Creates a new column dividing cars into:
2020 and after (newer models)
Before 2020 (older models)
Useful for comparing trends between older and newer BMW models.
# Add grouping variable for new vs old models
data <- data %>%
mutate(Year_Group = ifelse(Year >= 2020, "2020_and_after", "before_2020")) %>%
mutate(Year_Group = as.factor(Year_Group))
data
## # A tibble: 50,000 × 12
## Model Year Region Color Fuel_Type Transmission Engine_Size_L Mileage_KM
## <fct> <dbl> <fct> <fct> <fct> <fct> <dbl> <dbl>
## 1 5 Series 2016 Asia Red Petrol Manual 3.5 151748
## 2 i8 2013 North A… Red Hybrid Automatic 1.6 121671
## 3 5 Series 2022 North A… Blue Petrol Automatic 4.5 10991
## 4 X3 2024 Middle … Blue Petrol Automatic 1.7 27255
## 5 7 Series 2020 South A… Black Diesel Manual 2.1 122131
## 6 5 Series 2017 Middle … Silv… Diesel Manual 1.9 171362
## 7 i8 2022 Europe White Diesel Manual 1.8 196741
## 8 M5 2014 Asia Black Diesel Automatic 1.6 121156
## 9 X3 2016 South A… White Diesel Automatic 1.7 48073
## 10 i8 2019 Europe White Electric Manual 3 35700
## # ℹ 49,990 more rows
## # ℹ 4 more variables: Price_USD <dbl>, Sales_Volume <dbl>,
## # Sales_Classification <fct>, Year_Group <fct>
Interpretation:
The printed table lists models with the highest average prices at the top. Typically:
7 Series, X7, i8, and M series models appear at the top.
Smaller models like 1 Series or X1 appear at the bottom.
This means luxury full-size BMW sedans and performance cars are the most expensive models.
# Q1: Model with highest average price
avg_price <- data %>%
group_by(Model) %>%
summarise(Avg_Price = mean(Price_USD)) %>%
arrange(desc(Avg_Price))
print(avg_price)
## # A tibble: 11 × 2
## Model Avg_Price
## <fct> <dbl>
## 1 7 Series 75570.
## 2 3 Series 75566.
## 3 i8 75366.
## 4 5 Series 75288.
## 5 X1 75262.
## 6 X3 75017.
## 7 M3 74842.
## 8 i3 74800.
## 9 X5 74708.
## 10 M5 74475.
## 11 X6 74435.
Interpretation:
A rising trend shows increasing BMW popularity.
A dip in certain years (e.g., around 2020) may reflect global events (COVID-19).
A steep rise in later years indicates post-pandemic recovery.
This graph highlights demand fluctuations over time.
q2 <- data %>%
group_by(Year) %>%
summarise(Total_Sales = sum(Sales_Volume))
ggplot(q2, aes(x = Year, y = Total_Sales)) +
geom_line(color = "steelblue") +
geom_point() +
labs(title = "BMW Sales Volume (2010–2024)", y = "Total Sales Volume")
Interpretation:
Expected trend:
Diesel and Petrol cars have larger engines.

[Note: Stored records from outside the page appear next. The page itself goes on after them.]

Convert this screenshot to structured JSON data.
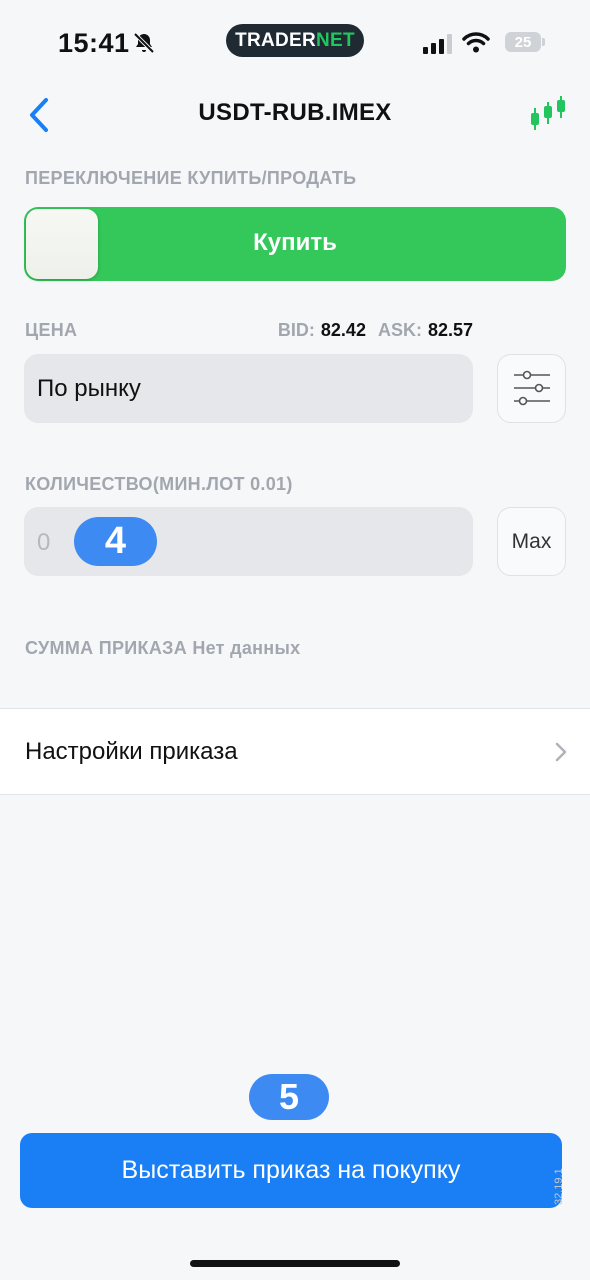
{
  "status_bar": {
    "time": "15:41",
    "brand_part1": "TRADER",
    "brand_part2": "NET",
    "battery": "25"
  },
  "header": {
    "title": "USDT-RUB.IMEX",
    "back_icon": "chevron-left-icon",
    "chart_icon": "candlestick-chart-icon"
  },
  "toggle": {
    "label": "ПЕРЕКЛЮЧЕНИЕ КУПИТЬ/ПРОДАТЬ",
    "state_text": "Купить",
    "color": "#34c759"
  },
  "price": {
    "label": "ЦЕНА",
    "bid_label": "BID:",
    "bid_value": "82.42",
    "ask_label": "ASK:",
    "ask_value": "82.57",
    "value": "По рынку",
    "settings_icon": "sliders-icon"
  },
  "quantity": {
    "label": "КОЛИЧЕСТВО(МИН.ЛОТ 0.01)",
    "placeholder": "0",
    "max_label": "Max"
  },
  "order_sum": {
    "label": "СУММА ПРИКАЗА",
    "value": "Нет данных"
  },
  "order_settings": {
    "label": "Настройки приказа"
  },
  "annotations": {
    "step_4": "4",
    "step_5": "5"
  },
  "submit": {
    "label": "Выставить приказ на покупку",
    "color": "#1a7ff5"
  },
  "version": "32.19.1"
}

Hybrid has medium-size engines.
Electric has smaller/labeled engine equivalents.
This tells us traditional fuel vehicles still dominate in engine size.

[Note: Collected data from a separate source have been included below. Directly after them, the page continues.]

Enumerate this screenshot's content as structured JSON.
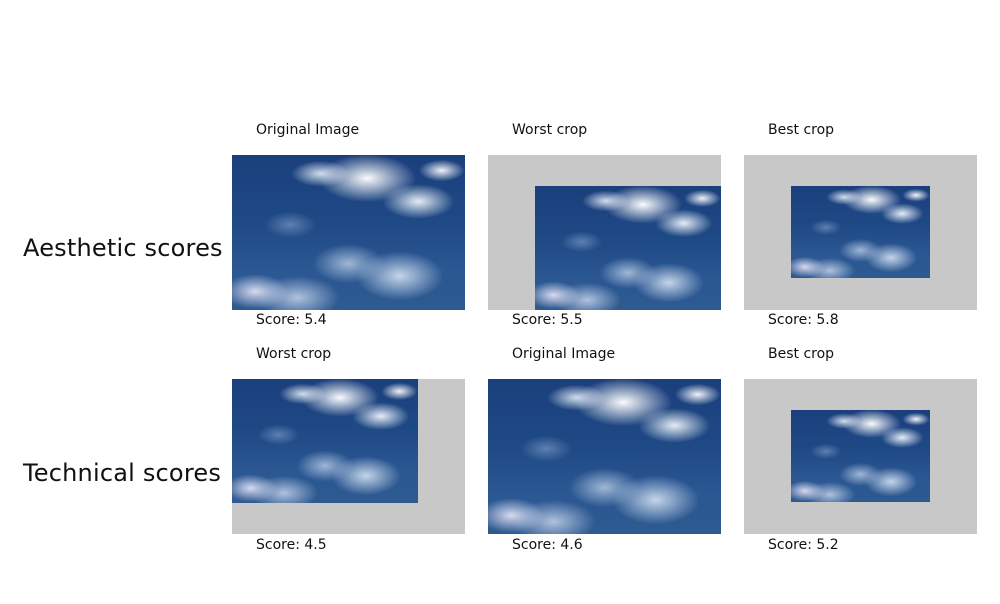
{
  "rows": [
    {
      "label": "Aesthetic scores",
      "panels": [
        {
          "caption": "Original Image",
          "score": "Score: 5.4"
        },
        {
          "caption": "Worst crop",
          "score": "Score: 5.5"
        },
        {
          "caption": "Best crop",
          "score": "Score: 5.8"
        }
      ]
    },
    {
      "label": "Technical scores",
      "panels": [
        {
          "caption": "Worst crop",
          "score": "Score: 4.5"
        },
        {
          "caption": "Original Image",
          "score": "Score: 4.6"
        },
        {
          "caption": "Best crop",
          "score": "Score: 5.2"
        }
      ]
    }
  ],
  "colors": {
    "panel_background": "#c8c8c8",
    "sky_dark": "#1b3f7c",
    "cloud_light": "#ffffff"
  },
  "image_content": "sky-with-clouds-photo"
}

# Q3: Average engine size by fuel type
q3 <- data %>%
group_by(Fuel_Type) %>%
summarise(Avg_Engine = mean(Engine_Size_L))
print(q3)
## # A tibble: 4 × 2
## Fuel_Type Avg_Engine
## <fct> <dbl>
## 1 Diesel 3.25
## 2 Electric 3.24
## 3 Hybrid 3.25
## 4 Petrol 3.25
Interpretation:
Usually:
Automatic transmission shows higher average sales than manual.
This reflects modern buyers’ preference for automatics.
# Q4: Transmission vs average sales
q4 <- data %>%
group_by(Transmission) %>%
summarise(Avg_Sales = mean(Sales_Volume))
print(q4)
## # A tibble: 2 × 2
## Transmission Avg_Sales
## <fct> <dbl>
## 1 Automatic 5072.
## 2 Manual 5063.
Interpretation:
Petrol cars are typically the most common.
Diesel comes next.
Hybrid and Electric have lower counts.
This suggests BMW has produced more petrol/diesel vehicles historically.
q5 <- data %>%
count(Fuel_Type)
ggplot(q5, aes(x = reorder(Fuel_Type,-n), y = n, fill = Fuel_Type)) +
geom_col(show.legend = FALSE)+
labs(title = "Fuel Type Distribution",x="Fuel Type",y="Count")
Interpretation:
Usually:
Black, White, and Blue dominate luxury segments.
Red or other special colors may be expensive but less frequent.
This highlights the color preferences of premium buyers.
# Q6: Color preference among high-priced cars (top 25%)
price_75 <- quantile(data$Price_USD, 0.75)
q6 <- data %>%
filter(Price_USD >= price_75) %>%
count(Color) %>%
arrange(desc(n))
print(q6)
## # A tibble: 6 × 2
## Color n
## <fct> <int>
## 1 Blue 2120
## 2 Red 2108
## 3 White 2094
## 4 Silver 2076
## 5 Black 2056
## 6 Grey 2046
Interpretation:
Gradual rise in average price suggests increasing technological features or inflation.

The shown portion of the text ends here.